Aman dünyâyı yakdın âteş-i sûzan mısın kâfir?” (Nedim)
(Tahammül ülkesini yıktın Hülâgû Han mısın kâfir? Aman, dünyayı tutuşturdun, yakıcı ateş misin kâfir?)
Berktay’daki bu sitemli laflar, bir süre sonra yerini özleme bırakıyor tabi ve hemen sarılıyor edebiyata:
“Çayı açık severim ama seni çok koyu sevdim ben. Gel hadi gel, gidersen üşür içimdeki yanan adam.” (Ahmet Batman)
Bu sefer Berktay hızını alamıyor ve bir yakıcı laf daha paylaşıyor:
“Bir kişiyi gideceğini, canını acıtacağını, seni milyon kez kıracağını bile bile sevmek! Aynen diyetteyken pasta yemek gibi... Sonrası vicdan, sonrası kendine acıma, kızma, zamanı geri alsaydım derdi, sonrası pişmanlık...” (Pucca)
Hayati İnanç büyük bir sabırla cevap vermeye devam ediyor:
“Gittin ammâ ki kodun hasret ile cânı bile
İstemem sensiz olan sohbet-i yârânı bile” (Neşatî)
(Gittin; fakat canı hasretle beraber bırakıp gittin. Ben sensiz olan dostlar sohbetini bile istemem.)
Üstat bakıyor ki Berktay filozof olma yolunda ilerliyor, dayanamıyor ve koyuyor son noktayı:
“İdrak-i maâlî bu küçük akla gerekmez
Zira bu terazi bu kadar sıkleti çekmez.” (Ziya Paşa)
(Bu küçük akıl idrak edemez, çünkü bu terazi bu kadar yükü çekemez.)
Sevgili okuyucu, Klasik Türk Edebiyatına olan sevdamız kanatlandıysa, Hayati İnanç’la yolumuz kesişti diyedir.

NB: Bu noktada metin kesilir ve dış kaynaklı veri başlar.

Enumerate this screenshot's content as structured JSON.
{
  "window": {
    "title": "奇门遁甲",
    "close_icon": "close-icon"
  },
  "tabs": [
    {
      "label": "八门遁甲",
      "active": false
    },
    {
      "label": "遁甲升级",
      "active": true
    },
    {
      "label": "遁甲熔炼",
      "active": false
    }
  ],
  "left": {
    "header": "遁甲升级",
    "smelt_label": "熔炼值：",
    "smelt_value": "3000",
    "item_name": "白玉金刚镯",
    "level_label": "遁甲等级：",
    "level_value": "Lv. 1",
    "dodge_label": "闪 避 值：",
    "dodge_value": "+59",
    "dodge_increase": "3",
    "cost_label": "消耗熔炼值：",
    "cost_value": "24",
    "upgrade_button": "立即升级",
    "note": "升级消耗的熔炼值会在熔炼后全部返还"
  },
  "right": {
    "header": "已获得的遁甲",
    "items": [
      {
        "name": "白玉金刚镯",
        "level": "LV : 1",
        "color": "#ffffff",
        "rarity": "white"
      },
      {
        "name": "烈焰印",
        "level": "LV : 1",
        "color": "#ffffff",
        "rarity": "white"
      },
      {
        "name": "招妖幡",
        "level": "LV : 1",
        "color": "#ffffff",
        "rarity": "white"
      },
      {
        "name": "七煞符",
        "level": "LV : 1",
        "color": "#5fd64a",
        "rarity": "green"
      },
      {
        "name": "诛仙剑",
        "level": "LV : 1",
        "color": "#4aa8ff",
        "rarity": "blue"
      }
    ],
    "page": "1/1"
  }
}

Pazartesi günü EĞİTİM-BİR-SEN ile TUGVA işbirliğinde Antalya’da bir program yaptı üstat. Daha doğrusu gönül, aşk içre aslını özledi, kelamıyla hasreti gidermek Hayati İnanç’a düştü.
Erdem Bayazıt Kültür Merkezi’nde bırakın oturacak yeri, ayakta duracak boşluk bile yoktu. Bir o kadar da dışarıda bekleyenler, dönmek zorunda kalanlar vardı. Yaşlı amcalar, kucağında bebeğiyle kadınlar, öğrenciler… Her gruptan insan. Bunca sevgi neden diye sormadan edemedim. Sahnede tüm samimiyeti, inceliklerle örülü gönül dünyası, olgun mizahı ve beyitleri adeta kaldırıp yürüten ahengiyle bir adam duruyordu. Ne şarkı söyledi ne dans etti ne de komedi yaptı. Bir tek, divan edebiyatının eşsiz beyitleriyle ruhumuzu karşısına koydu ve ona “insan olma derdini anlattı.” Bizim olan değerleri bize gösteren bir gazeller güzellemesiydi üstat.
O okudu; Antalya sokaklarından portakal çiçeği kokuları çıkıp geldi ve salonu doldurdu. O anlattı; Arapbülbülleri nağmeye durdu Konyaaltı’nda. O aşkla inledi; Akdeniz Üniversitesi’nin bahçesinde bir nergis gönül koydu üstada: “Üniversitemizde de görmek isteriz sizi” diye. Velhasıl üstat Antalya’dan geçti; Berktay sosyal medya hesabına bir not yazdı:
“Bu âlem sanki oddan bir denizdir
Ona kendini atmaktır adı aşk” (Eşrefoğlu Rûmî)
(Bu dünya sanki ateşten bir denizdir, ona kendini atmaktır adı aşk.)
Dünyada bâki kalanlar, geride bir hoş seda bırakanlardır. Hoş sedan Antalya’nın gönlü üzeredir sevgili Hayati İnanç.